Maybe it’s just me, but I find revolvers thus gripped to be almost uncontrollable:  the damn thing turns in my hand not just up-and-down (which is a good thing with the bird’s head as it helps handle recoil) but side-to-side as well, which is a huge problem.  I once had a pretty little Ruger Bearcat revolver in .22 LR, like this one:

…and after a couple years I sold it to someone who wanted just that kind of revolver.

Maybe it just was my hand size, I dunno;  but I just had no fun shooting it.  And that was a .22 LR revolver:  what, I wonder, will it be like trying to control that grip in a meatier chambering like the .45?  I’ll probably never own this type of gun again, but I’m willing to be proved wrong.

Your thoughts in Comments.

5 comments

  1. Both look nice to me and I’ve always liked the “look” of the birds head. However, I’ve never even had one in my hand so your mention of a handling problem is well, problematic. A deal killer. But I’d still like to have one. The black one especially. Just because. Thanks for the heads up.

  2. Two points to consider: IIRC, the birdshead design was intended for concealment, and people were generally smaller back then, so hand size would tend to be smaller also. Making these to historical dimensions increases the problem for us.
    It’s been my experience with J-frames and Charters that small grips (even boot grips) lead to the gun moving in the hand during the trigger pull and recoil effects, leading to poor accuracy. In my case, bigger grips cut the POI spread in half, plus allowing me to shoot more during target practice. Downside is making it slightly less concealable. Those are neat looking guns, though.

  3. I’d had my Grandpa’s Colt Thunderer and two boxes of .41 R-P ammunition for a time. My father kept it in the top dresser drawer and I’d sneak in to play with it as a child.

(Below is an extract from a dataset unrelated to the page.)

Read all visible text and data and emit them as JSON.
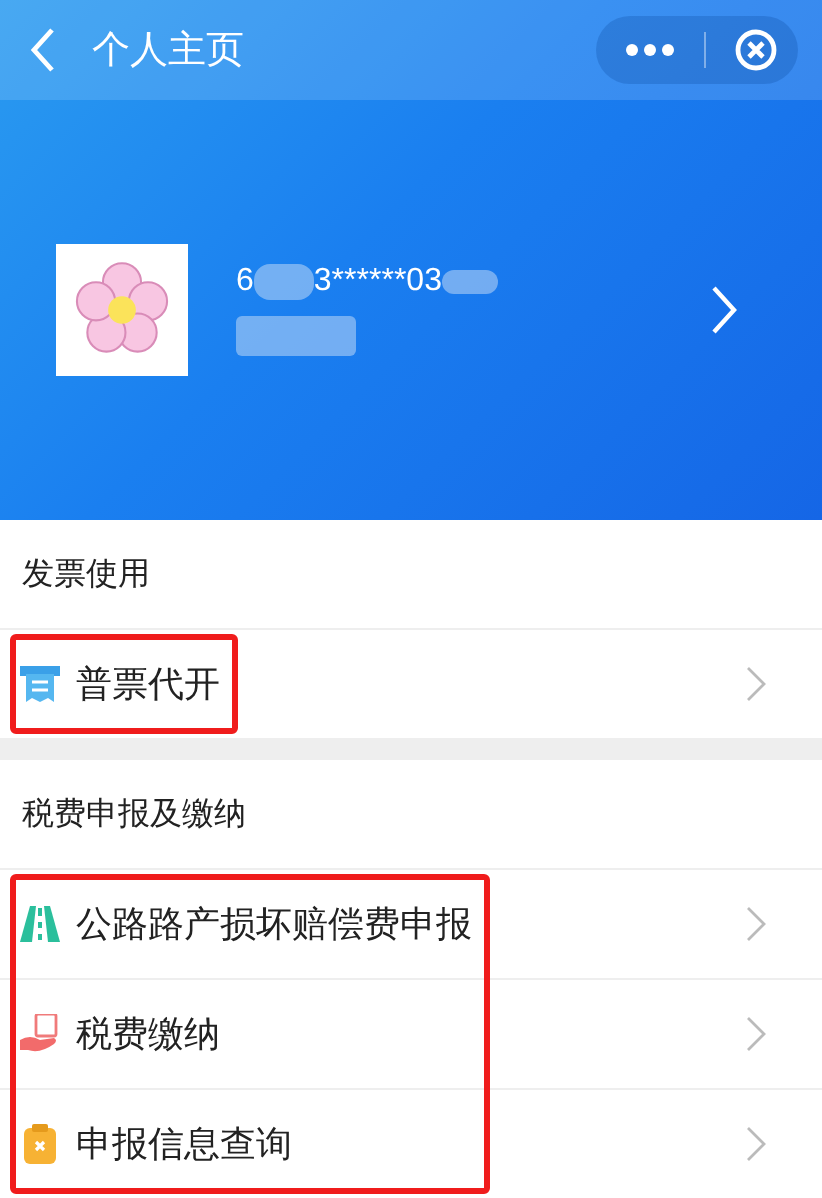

I’d unload it, work it’s action, and load it again before putting it away. I suppose I’m lucky I didn’t shoot my eye out, but I did find a hitch in it’s get-along. I’d thought I’d broken it. Years later I’d read the Colt’s lockwork was fragile and temperamental, so I chose to not shoot it while in my custody.
    Both my cousin and brother in law expressed a desire to have that gun. I gave it to my sister to pass to her son.
    At times I wish I had shot it, just to know.

  4. My late father has a Merwin-Hulbert in 44-40 that HE inherited from his father, with a Birds head “skull crusher” grip. I have never fired the gun, but the grip on it is quite comfortable. I dont know if that would be the case under firing conditions. One thing I will say is that the Birds head being smaller, and the remainder of the pistol being quite larger, it makes the thing quite nose-heavy without the grip counterbalancing things. I don’t like double-stack magazines for that reason either. They just don’t fit well in my hand. I suspect the Birds-head would be the same way.

  5. I have an Uberti in 45lc with a birdshead grip. Having short fingers i find it very controllable but son -in-law doesn’t like it at all.